Script to randomly generate company name ideas

Primary LanguageJupyter Notebook

startup-name-generator

Naming a startup is hard.

I therefore wrote a Python script to randomly generate company name ideas.

It takes an arbitrary text as input, and then trains a recurrent neural network (RNN) on each its words, learning the structure of the text. The input text can be a simple word list (e.g. Greek or Gallic), or a chapter from a book, or just a random list of words (e.g. all Pokemon). The script then generates new random names that sound simliar to the provided list.

I provided a few input texts in the wordlists directory - see the README.md there for descriptions. I also kept the initial Jupyter Notebook here that I used in the first development stages. It walks you through the inner workings, if you want to experiment yourself.

You can (and maybe should) save a trained model in the models subdirectory, so that you don't have to train it every time you want to generate new names.

Detailed description and tutorial

I wrote a blog post with a more detailed description of this project, and a few sample calls and outputs.

Usage

  • Show a brief help:
./generate.py -h
  • Sample usage, appending a custom, fixed suffix to each name:
./generate.py -e 500 -n 10 -t 0.7 -s models/gallic_500epochs.h5 wordlists/gallic.txt --suffix Software
Toartio Software
Riuri Software
Palia Software
Critim Software
Neibo Software
Veduos Software
Eigla Software
Isbanos Software
Edorio Software
Emmos Software

(I found a long list of possible suffixes here)
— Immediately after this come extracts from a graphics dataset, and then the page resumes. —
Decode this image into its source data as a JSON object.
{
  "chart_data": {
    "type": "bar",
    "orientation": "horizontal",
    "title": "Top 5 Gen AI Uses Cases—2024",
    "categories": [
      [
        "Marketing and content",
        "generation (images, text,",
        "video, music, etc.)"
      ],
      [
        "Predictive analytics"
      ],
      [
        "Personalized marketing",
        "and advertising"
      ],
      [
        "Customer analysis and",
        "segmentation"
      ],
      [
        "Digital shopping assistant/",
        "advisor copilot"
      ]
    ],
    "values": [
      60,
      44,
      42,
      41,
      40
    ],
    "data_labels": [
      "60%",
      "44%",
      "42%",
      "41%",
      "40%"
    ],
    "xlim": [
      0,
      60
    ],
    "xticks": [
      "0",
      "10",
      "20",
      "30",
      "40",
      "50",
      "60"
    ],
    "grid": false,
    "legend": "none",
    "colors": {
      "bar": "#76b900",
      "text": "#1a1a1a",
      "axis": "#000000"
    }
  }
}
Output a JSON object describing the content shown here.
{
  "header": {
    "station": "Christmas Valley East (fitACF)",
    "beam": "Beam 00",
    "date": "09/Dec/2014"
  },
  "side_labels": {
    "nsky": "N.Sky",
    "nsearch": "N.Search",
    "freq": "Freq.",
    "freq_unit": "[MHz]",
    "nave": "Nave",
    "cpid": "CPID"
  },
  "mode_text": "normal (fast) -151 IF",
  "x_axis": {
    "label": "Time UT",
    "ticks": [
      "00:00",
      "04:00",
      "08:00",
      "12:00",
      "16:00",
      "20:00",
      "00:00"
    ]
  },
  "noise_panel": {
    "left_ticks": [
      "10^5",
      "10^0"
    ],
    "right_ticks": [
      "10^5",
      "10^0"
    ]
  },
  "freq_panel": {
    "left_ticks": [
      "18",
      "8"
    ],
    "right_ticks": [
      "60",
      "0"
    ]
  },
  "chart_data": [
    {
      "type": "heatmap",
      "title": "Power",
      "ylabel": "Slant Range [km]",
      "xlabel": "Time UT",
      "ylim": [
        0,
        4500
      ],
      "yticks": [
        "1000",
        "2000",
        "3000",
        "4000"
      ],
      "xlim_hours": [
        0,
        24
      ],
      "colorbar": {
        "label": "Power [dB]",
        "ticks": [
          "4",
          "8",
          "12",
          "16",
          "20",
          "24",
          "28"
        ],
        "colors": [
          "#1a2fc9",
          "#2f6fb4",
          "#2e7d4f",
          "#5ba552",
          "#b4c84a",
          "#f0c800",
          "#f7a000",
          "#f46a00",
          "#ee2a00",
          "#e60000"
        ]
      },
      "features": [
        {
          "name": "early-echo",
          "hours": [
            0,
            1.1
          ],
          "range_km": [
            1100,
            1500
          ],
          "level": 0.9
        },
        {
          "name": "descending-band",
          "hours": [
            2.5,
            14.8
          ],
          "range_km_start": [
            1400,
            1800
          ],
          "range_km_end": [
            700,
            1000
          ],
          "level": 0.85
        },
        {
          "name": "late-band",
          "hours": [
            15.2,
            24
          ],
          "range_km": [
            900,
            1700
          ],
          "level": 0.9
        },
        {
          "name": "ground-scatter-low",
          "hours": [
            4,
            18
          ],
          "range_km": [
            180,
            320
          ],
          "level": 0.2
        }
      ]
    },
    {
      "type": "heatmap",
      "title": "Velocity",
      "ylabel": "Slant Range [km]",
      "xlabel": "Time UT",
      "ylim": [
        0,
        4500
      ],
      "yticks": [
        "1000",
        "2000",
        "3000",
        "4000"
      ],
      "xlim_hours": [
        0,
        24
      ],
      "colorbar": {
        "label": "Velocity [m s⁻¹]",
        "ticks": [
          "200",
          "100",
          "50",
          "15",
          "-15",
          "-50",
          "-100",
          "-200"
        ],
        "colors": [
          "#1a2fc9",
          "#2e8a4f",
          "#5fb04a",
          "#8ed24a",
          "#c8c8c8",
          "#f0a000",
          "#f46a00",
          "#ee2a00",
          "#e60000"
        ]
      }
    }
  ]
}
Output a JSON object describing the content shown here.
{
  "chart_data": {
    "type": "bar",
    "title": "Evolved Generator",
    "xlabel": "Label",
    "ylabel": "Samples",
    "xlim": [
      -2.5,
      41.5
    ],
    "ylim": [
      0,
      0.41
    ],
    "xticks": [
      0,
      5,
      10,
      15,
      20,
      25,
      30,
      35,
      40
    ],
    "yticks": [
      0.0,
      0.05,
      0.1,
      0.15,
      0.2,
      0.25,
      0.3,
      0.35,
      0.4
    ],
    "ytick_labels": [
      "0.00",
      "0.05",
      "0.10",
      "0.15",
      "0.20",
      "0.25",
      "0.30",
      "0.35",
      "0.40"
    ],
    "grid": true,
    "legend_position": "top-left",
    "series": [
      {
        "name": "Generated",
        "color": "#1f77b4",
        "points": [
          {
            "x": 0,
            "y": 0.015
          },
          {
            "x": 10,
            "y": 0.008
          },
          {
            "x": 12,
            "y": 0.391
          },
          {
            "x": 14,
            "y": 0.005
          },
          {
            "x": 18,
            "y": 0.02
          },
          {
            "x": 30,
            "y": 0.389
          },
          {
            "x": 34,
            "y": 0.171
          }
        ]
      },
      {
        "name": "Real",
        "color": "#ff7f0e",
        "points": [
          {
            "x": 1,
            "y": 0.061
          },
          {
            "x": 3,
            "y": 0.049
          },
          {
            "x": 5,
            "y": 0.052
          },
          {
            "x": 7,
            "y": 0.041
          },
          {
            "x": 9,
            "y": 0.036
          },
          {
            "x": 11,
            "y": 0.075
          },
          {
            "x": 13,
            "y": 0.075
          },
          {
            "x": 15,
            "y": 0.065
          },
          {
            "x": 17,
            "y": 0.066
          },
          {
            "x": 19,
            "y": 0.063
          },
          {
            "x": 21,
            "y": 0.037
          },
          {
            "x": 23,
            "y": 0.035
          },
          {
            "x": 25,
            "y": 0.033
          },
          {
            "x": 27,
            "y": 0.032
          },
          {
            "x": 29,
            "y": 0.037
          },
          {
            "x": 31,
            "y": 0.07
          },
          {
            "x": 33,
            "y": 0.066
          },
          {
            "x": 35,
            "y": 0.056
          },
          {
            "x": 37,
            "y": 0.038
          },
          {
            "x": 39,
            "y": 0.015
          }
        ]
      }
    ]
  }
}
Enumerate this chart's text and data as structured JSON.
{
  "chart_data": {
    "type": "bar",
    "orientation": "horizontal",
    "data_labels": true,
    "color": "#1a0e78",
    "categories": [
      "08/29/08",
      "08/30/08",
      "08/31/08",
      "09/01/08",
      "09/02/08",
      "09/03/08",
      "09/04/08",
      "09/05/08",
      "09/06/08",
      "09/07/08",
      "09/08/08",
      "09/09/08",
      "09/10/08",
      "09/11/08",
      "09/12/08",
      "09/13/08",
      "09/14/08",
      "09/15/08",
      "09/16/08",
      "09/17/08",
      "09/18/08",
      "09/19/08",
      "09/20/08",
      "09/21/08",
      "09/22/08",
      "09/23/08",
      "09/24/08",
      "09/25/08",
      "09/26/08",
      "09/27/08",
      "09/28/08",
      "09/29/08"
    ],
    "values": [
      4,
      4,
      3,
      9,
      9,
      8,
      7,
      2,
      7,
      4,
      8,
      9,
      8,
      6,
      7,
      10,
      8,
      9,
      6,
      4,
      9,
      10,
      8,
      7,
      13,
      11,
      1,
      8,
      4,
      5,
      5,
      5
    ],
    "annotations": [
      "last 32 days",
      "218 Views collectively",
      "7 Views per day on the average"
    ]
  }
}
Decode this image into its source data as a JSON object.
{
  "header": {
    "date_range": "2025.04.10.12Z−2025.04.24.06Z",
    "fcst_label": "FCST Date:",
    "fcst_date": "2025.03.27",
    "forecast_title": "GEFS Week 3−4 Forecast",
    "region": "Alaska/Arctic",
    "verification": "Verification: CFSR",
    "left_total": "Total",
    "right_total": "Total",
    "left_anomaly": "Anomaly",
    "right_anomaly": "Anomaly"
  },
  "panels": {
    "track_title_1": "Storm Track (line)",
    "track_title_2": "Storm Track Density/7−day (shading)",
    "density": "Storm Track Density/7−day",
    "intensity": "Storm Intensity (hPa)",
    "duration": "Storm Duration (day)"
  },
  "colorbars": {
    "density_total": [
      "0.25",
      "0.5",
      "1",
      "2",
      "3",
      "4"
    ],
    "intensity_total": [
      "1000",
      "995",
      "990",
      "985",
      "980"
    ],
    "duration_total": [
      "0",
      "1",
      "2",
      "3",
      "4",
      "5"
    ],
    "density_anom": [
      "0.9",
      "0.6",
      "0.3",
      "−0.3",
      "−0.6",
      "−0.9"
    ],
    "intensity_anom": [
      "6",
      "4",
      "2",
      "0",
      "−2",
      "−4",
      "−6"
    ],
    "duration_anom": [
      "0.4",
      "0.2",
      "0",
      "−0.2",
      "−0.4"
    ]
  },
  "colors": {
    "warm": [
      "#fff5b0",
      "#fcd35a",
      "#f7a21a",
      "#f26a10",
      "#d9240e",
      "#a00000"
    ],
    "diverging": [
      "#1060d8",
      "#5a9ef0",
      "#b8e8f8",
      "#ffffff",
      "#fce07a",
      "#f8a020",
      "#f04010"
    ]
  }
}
  • After you stored the model (with the -s option), word generation is quicker when you load instead of re-compute the model:
./generate.py -n 10 -t 0.7 -m models/behemoth_500epochs.h5 wordlists/behemoth.txt --suffix Labs

Literature/References

TODOs / next steps

  • When using a stored model for simulation, I still need to load the wordlist in order to generate the character dictionary. The wordlist can not be changed, otherwise you'd have to retrain the model. It would be nice to store the character set (it's the ix_to_char dictionary in the code) along with the model.
  • Since I'm not yet a Python expert, there are most likely some suboptimal ways of doing things in the code.
  • I currently filter out the hyphen during preprocessing. Ideally, I should keep it if it appears within a word, and filter it if it represents something else like a bullet list item.
  • It would be cool to have an option to specify that one input name should be one line instead of one word. Then, one could use lists of actual company names that include symbols like ampersands, whitespace, etc., and sample these as well. See here and here for nice possible input lists.